On l’attendait comme un bon pain à sa sortie du four. On a dévoré l’autoportrait écrit par les scénaristes de cinéma associés (SCA). Lumière sur ces plumes de l’ombre.
« Prends l’oseille et tire-toi »
Ça c’était l’âge d’or du cinéma. A Hollywood. De ce côté-ci de l’Atlantique, l’industrie du cinéma continue de faire rêver mais le métier de scénariste dans la vraie vie semble un peu moins enviable à la lecture du livre « Scénariste de cinéma, un autoportrait », paru chez Anne Carrière en mars 2019.
En six chapitres, nos camarades du SCA (scénaristes de cinéma associés), qui écrivent -on aura compris- pour le cinéma, dressent un portrait de leur profession. La précarité et l’intranquillité dominent. Les délais de paiement sont longs, parfois inexistants notamment quand le paiement est prévu à la mise en production et que cette étape n’a finalement pas lieu…. un scénariste expérimenté rappelle ainsi que « la part de l’à-valoir reçu avant la mise en production, est très variable selon la nature des projets et des producteurs. Et aussi en fonction du moment où l’on intervient dans le projet. Je dirais que pour un projet sur lequel je suis présent dès l’origine cela peut aller dans les cas favorables de 80% réglés avant la mise en production à 30 % seulement, pour les films les plus fragiles. »
Et le SCA de rappeler que contrairement à la majorité des autres collaborateurs artistiques et techniques d’un film, qui eux perçoivent un salaire pour chaque jour travaillé, les scénaristes mettent systématiquement en risque une partie de leur rémunération. Il faudrait une rémunération adaptée au temps de travail. Or ce n’est pas le cas. Du tout.
« Péril en la demeure »
La peur est également assez présente chez les scénaristes de cinéma. Ainsi, une scénariste témoigne : « Souvent il faut réclamer pas mal de fois avant d’être payé. Il m’est arrivé de ne jamais obtenir ma rémunération et je n’ai pas osé faire un procès pour ne pas être grillée dans le métier. »
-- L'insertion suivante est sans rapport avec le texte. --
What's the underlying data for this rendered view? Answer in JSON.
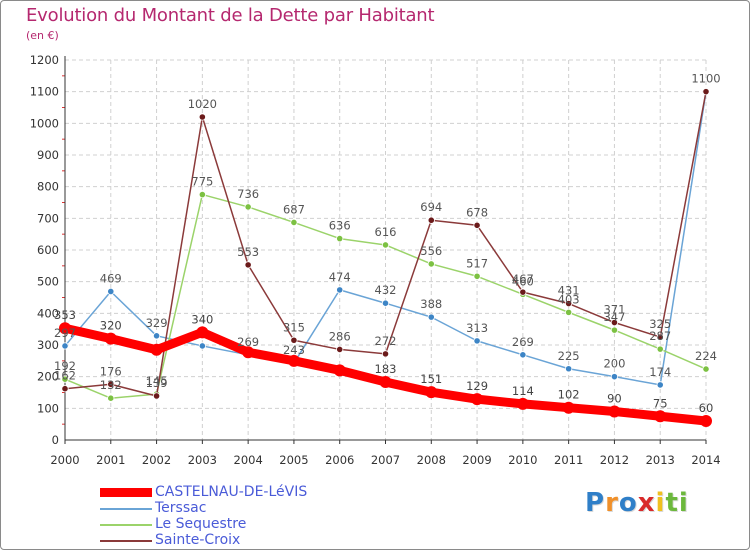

On pourrait égrener la liste des difficultés pendant un moment et pointer aussi le jeu d’équilibriste entre différents projets/histoires. L’absence de chômage ou de congés payés…. Avec une soixantaine de témoignages recueillis, l’esquisse du métier est douloureuse, rêche, amère…. Tout cela est vrai.
Et pourtant, quel humour et quel amour dans ce livre !
D’abord, le premier chapitre est une scène mettant en scène un scénariste en plein interrogatoire policier. C’est vrai qu’après tout, ce métier sort des clous et a du mal à être appréhendé, cerné, identifié. Un scénariste au cinéma, c’est l’homme/la femme invisible. Donc un héros. C’est juste et… drôle. Et là, chapeau bas, pour avoir su prendre autant de distance.
Mais ce qui saute aux yeux, c’est vraiment l’amour déclaré des scénaristes à leur métier. L’un d’entre eux déclare : « En tant que scénariste, il m’arrive parfois, fugitivement, de me sentir écrivain, et parfois, fugitivement, artiste…. Mais surtout, de temps en temps à ma place. Ces petits moments de grâce sont une vraie joie. J’en ai parfois ras le bol mais je ne sais rien faire d’autre et je garde encore l’espoir d’écrire un jour un film dont je puisse me dire : « Oui, celui-là est pas mal, ça valait le coup »
Ce livre est à la fois un rappel pour scénariste en exercice mais aussi pour scénaristes en devenir et sans doute un appel du pieds aux autorités et aux responsables du secteur.
On sait mieux où l’on avance. Dans quel univers. C’est une mine d’infos. Et si une lecture rapide peut laisser entrevoir un certain désenchantement sur les conditions d’exercice, il n’empêche qu’en tombant sur une phrase prise au hasard, on en garde une belle émotion. La voici :
« Ne rien lâcher, et surtout pas ses désirs et ses ambitions ».
A lire : Scénaristes de cinéma associés, un autoportrait, Anne Carrière, 244p, 17 euros.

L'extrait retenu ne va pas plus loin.